Monday, August 16, 2010

Salt

Salt: Look beyond the action to get the message
By Teresa R. Tunay, OCDS

* Cast: Angelina Jolie, Liev Schreiber, Chiwetel Ejiofor, Alex Pettyfer, Gaius Charles, Victor Slezak, Marion McCorry, Jonah Keyes
Genre: Suspense/Thriller
* Running Time: 99 min.
* Director: Phillip Noyce
* Writer: Kurt Wimmer, Brian Helgeland


Salt is a curious amalgam of James Bond, Bourne Identity, McGyver and Spiderman—and because the lead character is a woman, anything the guys can do she can do better.

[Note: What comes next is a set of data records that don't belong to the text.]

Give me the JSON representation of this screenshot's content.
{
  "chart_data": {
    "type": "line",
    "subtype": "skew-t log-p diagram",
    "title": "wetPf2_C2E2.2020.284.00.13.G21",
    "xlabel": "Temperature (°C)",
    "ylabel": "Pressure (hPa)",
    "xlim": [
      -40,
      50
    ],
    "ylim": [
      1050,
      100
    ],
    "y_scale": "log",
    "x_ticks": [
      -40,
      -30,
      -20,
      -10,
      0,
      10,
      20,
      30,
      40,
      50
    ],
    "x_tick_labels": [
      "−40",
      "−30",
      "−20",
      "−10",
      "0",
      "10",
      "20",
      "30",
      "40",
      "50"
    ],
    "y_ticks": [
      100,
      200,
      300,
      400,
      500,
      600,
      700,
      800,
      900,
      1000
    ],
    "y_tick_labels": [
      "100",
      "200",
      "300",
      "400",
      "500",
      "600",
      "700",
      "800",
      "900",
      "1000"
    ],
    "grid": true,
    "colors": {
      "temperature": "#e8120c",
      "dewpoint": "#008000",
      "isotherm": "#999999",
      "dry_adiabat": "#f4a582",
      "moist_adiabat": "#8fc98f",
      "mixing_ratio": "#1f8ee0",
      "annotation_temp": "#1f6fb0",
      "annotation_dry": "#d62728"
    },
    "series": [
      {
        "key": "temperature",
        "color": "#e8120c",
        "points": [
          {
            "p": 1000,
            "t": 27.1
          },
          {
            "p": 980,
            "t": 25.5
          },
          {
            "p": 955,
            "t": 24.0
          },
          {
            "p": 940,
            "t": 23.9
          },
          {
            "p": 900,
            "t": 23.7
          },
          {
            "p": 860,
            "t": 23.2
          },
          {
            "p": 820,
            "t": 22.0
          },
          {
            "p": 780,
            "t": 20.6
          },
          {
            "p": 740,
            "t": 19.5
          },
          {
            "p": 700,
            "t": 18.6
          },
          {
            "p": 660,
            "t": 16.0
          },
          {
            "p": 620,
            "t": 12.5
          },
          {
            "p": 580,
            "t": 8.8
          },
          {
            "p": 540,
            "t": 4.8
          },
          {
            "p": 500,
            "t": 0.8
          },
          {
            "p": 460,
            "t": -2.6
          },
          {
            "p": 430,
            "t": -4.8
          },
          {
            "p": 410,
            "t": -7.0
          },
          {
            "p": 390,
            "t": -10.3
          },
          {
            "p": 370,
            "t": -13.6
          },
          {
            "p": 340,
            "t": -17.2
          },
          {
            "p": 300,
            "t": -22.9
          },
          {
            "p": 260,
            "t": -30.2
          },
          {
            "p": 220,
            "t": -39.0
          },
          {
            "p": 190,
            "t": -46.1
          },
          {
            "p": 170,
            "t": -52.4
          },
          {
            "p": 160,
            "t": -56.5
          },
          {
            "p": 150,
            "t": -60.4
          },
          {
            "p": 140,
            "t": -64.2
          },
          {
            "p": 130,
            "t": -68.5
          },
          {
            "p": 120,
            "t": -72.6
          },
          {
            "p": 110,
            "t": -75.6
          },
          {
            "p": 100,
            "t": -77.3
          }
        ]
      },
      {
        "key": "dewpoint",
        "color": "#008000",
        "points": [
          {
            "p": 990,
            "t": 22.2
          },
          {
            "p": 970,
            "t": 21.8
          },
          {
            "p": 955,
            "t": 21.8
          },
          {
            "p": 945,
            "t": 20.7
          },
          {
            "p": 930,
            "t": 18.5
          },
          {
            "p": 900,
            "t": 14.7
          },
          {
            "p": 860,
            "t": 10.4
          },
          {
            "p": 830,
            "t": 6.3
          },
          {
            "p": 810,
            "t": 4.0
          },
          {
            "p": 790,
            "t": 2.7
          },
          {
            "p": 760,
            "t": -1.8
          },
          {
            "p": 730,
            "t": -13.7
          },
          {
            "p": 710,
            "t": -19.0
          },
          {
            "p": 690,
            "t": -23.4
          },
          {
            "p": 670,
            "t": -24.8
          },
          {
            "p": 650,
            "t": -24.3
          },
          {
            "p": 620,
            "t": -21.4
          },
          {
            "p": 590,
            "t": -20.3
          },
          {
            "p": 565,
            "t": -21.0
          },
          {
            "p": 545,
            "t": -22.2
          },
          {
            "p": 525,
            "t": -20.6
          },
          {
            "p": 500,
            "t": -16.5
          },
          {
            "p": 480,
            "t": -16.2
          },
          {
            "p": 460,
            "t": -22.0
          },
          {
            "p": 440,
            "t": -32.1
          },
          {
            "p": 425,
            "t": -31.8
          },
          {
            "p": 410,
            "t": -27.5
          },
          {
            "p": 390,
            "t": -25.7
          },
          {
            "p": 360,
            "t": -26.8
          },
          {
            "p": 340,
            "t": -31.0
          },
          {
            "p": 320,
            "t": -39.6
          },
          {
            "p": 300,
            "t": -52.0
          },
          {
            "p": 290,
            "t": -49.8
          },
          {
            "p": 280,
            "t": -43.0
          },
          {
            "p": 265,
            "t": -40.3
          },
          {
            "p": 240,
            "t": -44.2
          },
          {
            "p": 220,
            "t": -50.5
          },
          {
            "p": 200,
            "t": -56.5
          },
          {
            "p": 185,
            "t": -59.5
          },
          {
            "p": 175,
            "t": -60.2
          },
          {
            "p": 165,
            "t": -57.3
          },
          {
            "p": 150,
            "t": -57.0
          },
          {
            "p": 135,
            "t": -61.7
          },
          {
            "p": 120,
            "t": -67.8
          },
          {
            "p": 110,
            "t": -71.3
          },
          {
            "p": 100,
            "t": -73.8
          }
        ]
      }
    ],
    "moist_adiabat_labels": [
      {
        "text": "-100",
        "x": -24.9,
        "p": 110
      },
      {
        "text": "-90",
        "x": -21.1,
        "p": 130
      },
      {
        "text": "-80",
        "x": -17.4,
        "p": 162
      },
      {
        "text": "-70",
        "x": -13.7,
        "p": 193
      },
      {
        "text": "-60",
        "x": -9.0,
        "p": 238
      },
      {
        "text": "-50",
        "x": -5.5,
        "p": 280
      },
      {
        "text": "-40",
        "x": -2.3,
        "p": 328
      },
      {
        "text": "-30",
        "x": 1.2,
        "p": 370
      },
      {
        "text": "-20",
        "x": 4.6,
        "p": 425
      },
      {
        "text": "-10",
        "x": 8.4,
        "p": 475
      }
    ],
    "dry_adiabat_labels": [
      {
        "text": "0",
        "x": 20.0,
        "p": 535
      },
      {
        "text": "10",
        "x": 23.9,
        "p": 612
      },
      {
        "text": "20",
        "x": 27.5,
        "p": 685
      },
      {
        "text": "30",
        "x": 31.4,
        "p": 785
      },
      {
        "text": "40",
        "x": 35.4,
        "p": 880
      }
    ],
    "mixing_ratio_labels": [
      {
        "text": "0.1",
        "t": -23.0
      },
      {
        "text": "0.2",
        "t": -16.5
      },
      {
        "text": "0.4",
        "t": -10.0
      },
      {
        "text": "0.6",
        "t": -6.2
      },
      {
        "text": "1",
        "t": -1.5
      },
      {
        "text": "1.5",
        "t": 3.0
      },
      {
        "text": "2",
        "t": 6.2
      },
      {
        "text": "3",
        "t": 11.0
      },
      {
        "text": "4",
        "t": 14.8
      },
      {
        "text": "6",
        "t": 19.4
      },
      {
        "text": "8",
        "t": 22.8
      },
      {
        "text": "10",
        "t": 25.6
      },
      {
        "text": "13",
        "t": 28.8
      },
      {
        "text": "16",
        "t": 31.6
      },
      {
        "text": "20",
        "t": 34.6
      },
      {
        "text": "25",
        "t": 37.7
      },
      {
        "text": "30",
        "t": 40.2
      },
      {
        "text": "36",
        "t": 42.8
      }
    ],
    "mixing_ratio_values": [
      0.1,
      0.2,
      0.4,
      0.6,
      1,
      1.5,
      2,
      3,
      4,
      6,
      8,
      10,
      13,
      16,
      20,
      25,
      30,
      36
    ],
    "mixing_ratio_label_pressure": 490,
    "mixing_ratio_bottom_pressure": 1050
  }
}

Salt opens with with a near naked Evelyn Salt (Angelina Jolie) being tortured in a North Korean dungeon to talk, but all she says, in tears, is “I am not a spy…” Actually she’s really a spy, one of CIA’s toughest and brightest A colleague, Ted Winter (Liev Schreiber) fetches her out of captivity, saying Salt owes her freedom to her admirer Mike (August Diehl), a German scientist whose forte is arachnid research and who soon after becomes her husband.
The chase begins when a Russian defector, Orlov (Daniel Olbrychski), who at interrogation pins down Salt as a KGB agent in deep cover whose mission is to assassinate Russian president Matyveyev (Olek Krupa), currently in the United States to attend the funeral of the American vice-president. The lie detector test registers truth in everything Orlov claims, leading Salt’s other colleague, Agent Peabody (Chiwetel Ejiofor) to believe Salt is really a Russian spy. Ted doesn’t believe it, however, but joins Peabody in the hunt for the elusive Salt whose main concern now is to reach her husband while evading pursuers.
Salt is one thriller you can see three times and not tire of. Jolie as the action star is at her elusive best, reportedly doing 95 percent of her stunts and exuding mystique that combines toughness and fragility. If you’ve ever seen one of those gold-plated real orchids from Singapore, you’ll know what Salt’s persona is in this film.
Originally meant for Tom Cruise (as Edwin Salt), this action masterpiece would have been generic, but because the role went to a woman, and the intriguing Angelina Jolie at that, the movie Salt took on a spicier flavor. We agree with one American film critic who says Jolie is a fine-looking woman whose lips, eyes, profile, nose, boobs, butt and indeed the whole of her enigmatic beauty has been celebrated on celluloid, but this time, Salt celebrates her ankles.
She jumps from one moving truck to another, traverses a high rise window ledge with bare hands and feet, rolls off a flyover and lands on a moving van, and descends an elevator shaft by just jumping from level to lower level—doing all those and more, the character could have died from a fractured skull, internal hemorrhage or a snapped spine, but here Salt survives without as much as spraining an ankle. Indeed, much like a grain of salt on a free fall from the shaker but defies the laws of physics and manages to escape the frying pan. (Boy, that can only happen in the cartoons!)
Salt is a curious amalgam of James Bond, Bourne Identity, McGyver and Spiderman—and because the lead is a woman, anything the guys can do she can do better. Makes you wonder if real life spies can be that good or indestructible but you don’t care for answers and instead go along with the chase because it’s advancing the story, and a good story to boot. The story is really about sleeper spies in the US, orphans trained from childhood by the Russians, to one day patriotically wreak havoc on American society and then the whole world. Evelyn Salt is supposed to be one of those orphans.
Viewers of Salt are enjoined to look beyond all the media sizzle generated by Jolie’s exceptional stunts and dive deeper into Evelyn Salt’s conflicted character. Without second thoughts and second glances she kills everyone who gets in her way but risks life and limb to save the life of her pet puppy. Aware that as a spy she can’t offer a future to the man who offers her marriage, she believes in love and marries him anyway. Brainwashed from age 12 to believe in the nobility of her murderous mission, she grows up as the compleat spy, and yet look what happens when everything is taken away from her.
If there is one very important thing Salt is leading us to examine, it is how we adults have come to regard our children. Salt may not be consciously doing it but it’s making us see what happens when children are used as pawns in vicious adult games, when their native intelligence is hewn to serve inhuman purposes, and when their innocence is sacrificed at the altar of ideology.
It’s adults with warped values who lead children into the dark to suite their destructive schemes, in the process destroying their souls. In Salt, the setting is espionage; in real life, the stakes are higher. Mothers push their children into prostitution and mendicancy. Fathers lure their daughters into incest. Governments and schools inculcate in children the culture of death attractively veneered as “reproductive health”. In Salt, orphans are programmed like dogs to kill for their masters’ own shining goal, and yet, can all the evil in the world really kill the human spirit? You might find the answer in Salt.